Migrant Caravan Pushes North With Three Mexican Federal Police Units In Tow

Migrant Caravan heading north to the United States
John Moore / Getty Images

Members of the massive migrant caravan heading to the United States from Honduras have breached the Mexican border and continued to push north toward their final destination, according to US News. Mexican authorities tried to stop the caravan at the border on a key bridge that extends over the Suchiate River separating Mexico and Guatemala. Rather than allowing a mass entry, authorities instead allowed some small groups to enter for asylum processing, granting 45-day visitor permits to a few more members of the caravan.
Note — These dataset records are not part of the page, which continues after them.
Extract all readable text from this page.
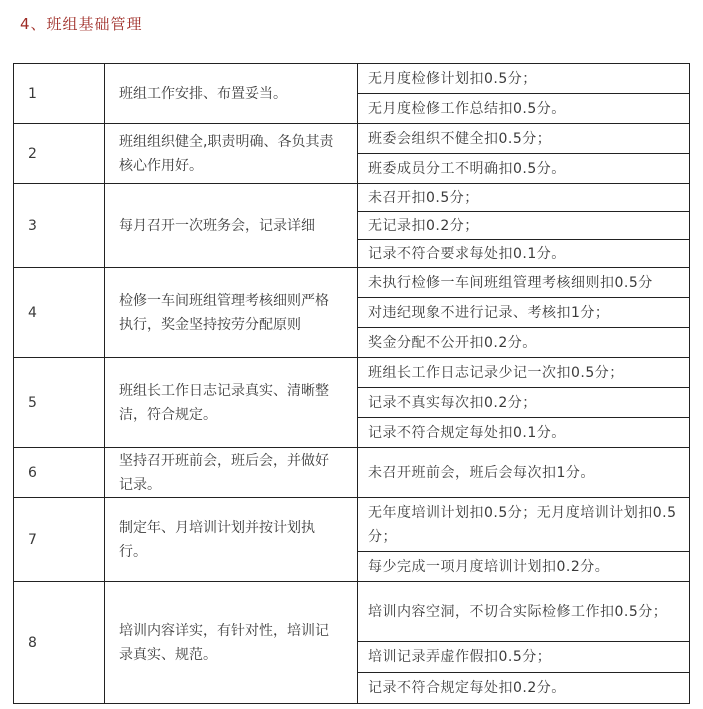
4、班组基础管理
1	班组工作安排、布置妥当。	无月度检修计划扣0.5分；
		无月度检修工作总结扣0.5分。
2	班组组织健全,职责明确、各负其责核心作用好。	班委会组织不健全扣0.5分；
		班委成员分工不明确扣0.5分。
3	每月召开一次班务会，记录详细	未召开扣0.5分；
		无记录扣0.2分；
		记录不符合要求每处扣0.1分。
4	检修一车间班组管理考核细则严格执行，奖金坚持按劳分配原则	未执行检修一车间班组管理考核细则扣0.5分
		对违纪现象不进行记录、考核扣1分；
		奖金分配不公开扣0.2分。
5	班组长工作日志记录真实、清晰整洁，符合规定。	班组长工作日志记录少记一次扣0.5分；
		记录不真实每次扣0.2分；
		记录不符合规定每处扣0.1分。
6	坚持召开班前会，班后会，并做好记录。	未召开班前会，班后会每次扣1分。
7	制定年、月培训计划并按计划执行。	无年度培训计划扣0.5分；无月度培训计划扣0.5分；
		每少完成一项月度培训计划扣0.2分。
8	培训内容详实，有针对性，培训记录真实、规范。	培训内容空洞，不切合实际检修工作扣0.5分；
		培训记录弄虚作假扣0.5分；
		记录不符合规定每处扣0.2分。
On Saturday, the migrants gave up trying to enter Mexico through standardized immigration processes as things were progressing too slowly, and many believed they were simply being stymied by Mexican authorities. This morning, about 2,000 of the migrants swam or rafted across the river and re-formed en masse on the Mexican side at a park in the border town of Ciudad Hidalgo. They voted by show of hands to continue their march north en masse. They then marched to the bridge and urged those still on it to join them, vowing to continue north.

As the caravan re-f0rmed, its numbers have swelled to over 5,000 members as they continue north. Many of the caravan’s newcomers are actually members of a previous caravan, who had been stopped at the Mexican border last year.
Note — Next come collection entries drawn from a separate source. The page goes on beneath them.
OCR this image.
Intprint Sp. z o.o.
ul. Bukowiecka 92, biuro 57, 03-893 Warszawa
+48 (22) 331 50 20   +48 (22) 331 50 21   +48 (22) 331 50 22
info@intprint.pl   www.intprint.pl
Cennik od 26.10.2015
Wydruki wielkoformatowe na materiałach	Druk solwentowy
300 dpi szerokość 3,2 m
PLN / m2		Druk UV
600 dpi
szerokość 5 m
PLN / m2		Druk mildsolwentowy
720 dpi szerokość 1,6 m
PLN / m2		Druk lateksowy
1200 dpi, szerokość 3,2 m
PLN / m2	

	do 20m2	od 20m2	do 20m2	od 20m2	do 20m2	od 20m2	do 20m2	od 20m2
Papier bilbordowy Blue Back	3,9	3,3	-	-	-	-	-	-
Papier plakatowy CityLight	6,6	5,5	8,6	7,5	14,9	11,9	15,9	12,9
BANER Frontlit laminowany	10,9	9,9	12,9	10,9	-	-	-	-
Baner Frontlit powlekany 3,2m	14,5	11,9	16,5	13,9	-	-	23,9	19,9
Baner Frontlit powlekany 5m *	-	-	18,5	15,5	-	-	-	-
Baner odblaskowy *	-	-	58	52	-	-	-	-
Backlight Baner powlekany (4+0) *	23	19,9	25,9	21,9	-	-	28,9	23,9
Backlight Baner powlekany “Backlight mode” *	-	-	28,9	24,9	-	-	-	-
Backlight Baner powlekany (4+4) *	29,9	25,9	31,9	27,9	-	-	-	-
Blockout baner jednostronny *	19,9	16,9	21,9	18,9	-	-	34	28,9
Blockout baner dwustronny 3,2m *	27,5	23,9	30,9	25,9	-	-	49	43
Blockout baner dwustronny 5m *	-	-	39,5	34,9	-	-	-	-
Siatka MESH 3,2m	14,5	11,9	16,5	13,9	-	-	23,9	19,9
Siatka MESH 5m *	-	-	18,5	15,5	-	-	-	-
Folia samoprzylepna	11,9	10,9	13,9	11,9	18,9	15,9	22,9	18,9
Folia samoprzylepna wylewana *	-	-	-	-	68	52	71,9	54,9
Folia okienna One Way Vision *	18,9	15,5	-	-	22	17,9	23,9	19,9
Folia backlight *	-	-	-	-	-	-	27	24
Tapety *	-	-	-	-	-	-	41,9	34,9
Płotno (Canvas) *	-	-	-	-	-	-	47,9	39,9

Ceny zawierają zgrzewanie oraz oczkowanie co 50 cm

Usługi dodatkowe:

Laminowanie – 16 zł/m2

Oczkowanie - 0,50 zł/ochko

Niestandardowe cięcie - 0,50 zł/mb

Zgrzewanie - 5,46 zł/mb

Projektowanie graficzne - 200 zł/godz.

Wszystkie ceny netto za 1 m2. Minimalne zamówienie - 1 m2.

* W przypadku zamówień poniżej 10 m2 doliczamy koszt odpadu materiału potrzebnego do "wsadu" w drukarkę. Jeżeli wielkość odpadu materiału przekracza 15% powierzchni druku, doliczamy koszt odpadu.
Immigrants cross the Mexico-Guatemala border in rafts (Photo by John Moore/Getty Images) John Moore / Getty Images

Three federal police units are escorting the migrant caravan north as they head for Tapachula, and a police helicopter has been dispatched to monitor the caravan from overhead. There has yet to be a renewed commitment from Mexican officials to try to stop the caravan before it reaches the United States border.
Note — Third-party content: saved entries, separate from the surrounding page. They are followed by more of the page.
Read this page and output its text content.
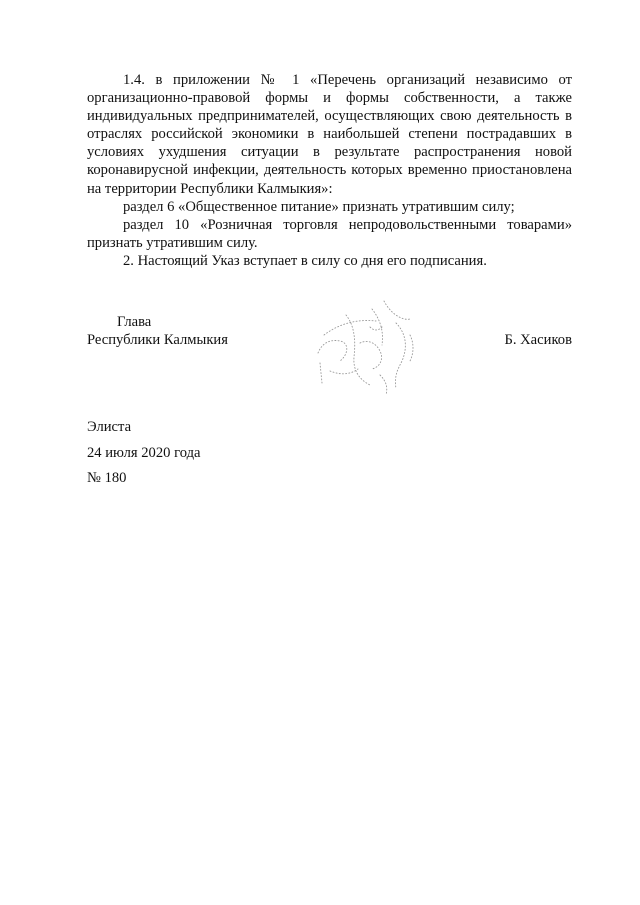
1.4. в приложении № 1 «Перечень организаций независимо от организационно-правовой формы и формы собственности, а также индивидуальных предпринимателей, осуществляющих свою деятельность в отраслях российской экономики в наибольшей степени пострадавших в условиях ухудшения ситуации в результате распространения новой коронавирусной инфекции, деятельность которых временно приостановлена на территории Республики Калмыкия»:

раздел 6 «Общественное питание» признать утратившим силу;

раздел 10 «Розничная торговля непродовольственными товарами» признать утратившим силу.

2. Настоящий Указ вступает в силу со дня его подписания.

Глава
Республики Калмыкия	Б. Хасиков
Элиста
24 июля 2020 года
№ 180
The caravan will next reach the small town of Frontera Hidalgo. Municipal police officers are standing by, though people in the town seem to be sympathetic to the caravan. Some have prepared tubs full of plastic bags of water for the migrants to take as they travel through. Temperatures in Frontera Hidalgo today are pushing toward 90 degrees.

“The instructions are to treat them kindly,” city police officer Luis Fernando Mejia explains. “They are human beings.”

The United States has recently increased pressure on the Mexican government to halt the caravan before it reaches the Mexico-U.S. border. President Trump has threatened to deploy the United States military to enact a complete border closure if the migrant caravan is not stopped.

The caravan, which began with just over 100 members in Honduras, has grown to over 5,000 strong as they march north. That number is likely to at least double before the caravan reaches the United States border.